Hörschäden: Lautstärke soll auf 100 Dezibel begrenzt werden. Disco-Besitzer reagieren entsetzt, Mediziner loben den Plan.

Die Hamburger Gesundheitsbehörde will den Lärmpegel bei Rockkonzerten und in Diskotheken deutlich verringern. Staatsrat Dietrich Wersich (CDU) sagte: "Hörschäden durch zu hohe Schallpegel sind nicht heilbar. Wer in jungen Jahren sein Gehör durch Disco- oder Konzertbesuche schädigt, bringt sich für den Rest seines Lebens um den Hörgenuß." Geplant ist deshalb eine Regelung, nach der die Lautstärke bei öffentlichen Veranstaltungen einen Spitzenwert von 100 Dezibel nicht überschreiten darf. "Diese Reduktion würde das Problem von Hörschäden verringern, ohne den Spaß an der Musik zu beeinträchtigen", ist Wersich überzeugt.

Hamburger Clubbetreiber reagierten entsetzt auf die Pläne der Behörde und befürchten Umsatzeinbußen. Frank Heldt, Betriebsleiter der "China-Lounge", sagte: "Wenn das durchgesetzt wird, können wir alle dichtmachen. Der größte Reiz am Tanzengehen wäre verloren. Wer zu uns kommt, möchte Musik hören, die deutlich lauter ist als im Wohnzimmer." Heldt meint, wer die Lautstärke nicht vertrage, müsse eben Ohropax einsetzen. Das mache sein Personal schließlich genauso. Auch Stephan Kolba ("Cafe Lago", "Bar Morphine") ist besorgt: "Unsere Musik erreicht bis zu 120 Dezibel. Wenn das verboten wird, können wir statt Parties nur noch Chill-Out-Veranstaltungen organsieren." Der bekannte Hamburger Discjockey Jan Schmidt-Tychsen alias "DJ Cybreak" meint: "In einer Großraumdisco mit einem Fassungsvermögen von 1000 Leuten sind 100 Dezibel nicht mehr als eine nette Hintergrundmusik. Gerade der Baß wird ab 100 Dezibel erst interessant, der bringt Vibrationen in die Beine." Verständnis für den Plan? Fehlanzeige. Dirk Mittmann vom Management der Color-Line-Arena verweist auf die Zuständigkeit der Konzertveranstalter. Aber: "Um so eine große Halle mit Musik zu füllen, da braucht man natürlich eine gewisse Stärke."
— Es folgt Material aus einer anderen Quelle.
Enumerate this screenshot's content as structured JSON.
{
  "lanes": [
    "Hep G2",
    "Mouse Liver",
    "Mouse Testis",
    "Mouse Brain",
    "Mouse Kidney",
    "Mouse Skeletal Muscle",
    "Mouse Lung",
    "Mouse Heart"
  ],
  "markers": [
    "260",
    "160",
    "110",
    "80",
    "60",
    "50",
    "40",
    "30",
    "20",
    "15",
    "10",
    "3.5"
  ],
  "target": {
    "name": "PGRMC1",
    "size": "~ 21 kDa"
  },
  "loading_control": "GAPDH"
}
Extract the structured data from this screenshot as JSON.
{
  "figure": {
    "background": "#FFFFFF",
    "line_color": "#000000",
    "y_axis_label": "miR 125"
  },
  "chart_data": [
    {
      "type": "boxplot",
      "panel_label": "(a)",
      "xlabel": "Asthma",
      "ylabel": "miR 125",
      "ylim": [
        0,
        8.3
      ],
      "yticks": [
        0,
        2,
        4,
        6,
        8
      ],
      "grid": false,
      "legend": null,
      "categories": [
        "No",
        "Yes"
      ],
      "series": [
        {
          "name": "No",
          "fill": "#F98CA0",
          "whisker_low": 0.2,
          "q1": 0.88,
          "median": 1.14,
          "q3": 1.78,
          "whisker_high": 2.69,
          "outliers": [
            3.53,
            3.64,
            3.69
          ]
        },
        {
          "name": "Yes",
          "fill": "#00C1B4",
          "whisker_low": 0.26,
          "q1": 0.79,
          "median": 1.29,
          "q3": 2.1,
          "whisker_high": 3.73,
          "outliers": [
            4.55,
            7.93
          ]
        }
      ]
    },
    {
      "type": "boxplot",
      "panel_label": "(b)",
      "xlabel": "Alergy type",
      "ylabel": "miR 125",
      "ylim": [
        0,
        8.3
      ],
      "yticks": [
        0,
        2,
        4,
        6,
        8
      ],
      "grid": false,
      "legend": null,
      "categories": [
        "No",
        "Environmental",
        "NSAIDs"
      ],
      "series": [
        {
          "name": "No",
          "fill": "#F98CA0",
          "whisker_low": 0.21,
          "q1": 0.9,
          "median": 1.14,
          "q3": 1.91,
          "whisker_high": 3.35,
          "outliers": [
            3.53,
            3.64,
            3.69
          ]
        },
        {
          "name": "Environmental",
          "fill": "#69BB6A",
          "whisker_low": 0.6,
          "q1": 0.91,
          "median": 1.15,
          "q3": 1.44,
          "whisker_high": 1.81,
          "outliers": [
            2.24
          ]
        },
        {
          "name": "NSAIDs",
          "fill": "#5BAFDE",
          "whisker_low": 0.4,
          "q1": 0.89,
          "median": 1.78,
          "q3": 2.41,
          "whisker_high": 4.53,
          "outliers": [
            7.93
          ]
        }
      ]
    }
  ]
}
In Senator Jörg Drägers Gesundheitsbehörde ist man dennoch optimistisch, die Veranstalter zu einer freiwilligen Lautstärkebegrenzung bewegen zu können. Die betroffenen Gewerbeverbände sollen bis Ende 2006 Selbstverpflichtungen abgeben. Das sieht ein von Hamburg, Bremen und Mecklenburg-Vorpommern initiierter Beschluß der Gesundheitsministerkonferenz vom vergangenen Freitag vor. Kommt es zu keiner Einigung, sollen die Verantwortlichen per Gesetz zu dieser Einschränkung gezwungen werden.

Lob kommt von Medizinern. Helfried Schade, Leitender Oberarzt der HNO-Abteilung des Klinikums Nord (Heidberg), sagte: "Die Einführung einer solchen Beschallungsgrenze ist notwendig. Die Musik in Diskotheken ist häufig so laut wie ein Jumbo-Jet. Doch Lärmschäden sind sogar schon ab 85 Dezibel möglich." Ins Klinikum Nord kämen häufig junge Patienten, die nach dem Besuch von Rockkonzerten nur noch ein permanentes Piepen im Ohr haben: "Im schlimmsten Fall führen selbst einmalige Belastungen zu bleibenden Störungen. Schon jetzt hat ein Viertel aller Jugendlichen Gehörschäden wegen Lärms in Diskotheken oder durch MP3-Player."

Deshalb sei es nicht ausreichend, nur die Lautstärke bei öffentlichen Veranstaltungen zu regulieren. Die Jugendlichen müßten auch davor gewarnt werden, ihre Kopfhörer zu laut aufzudrehen. Denn das könne genauso schädlich sein.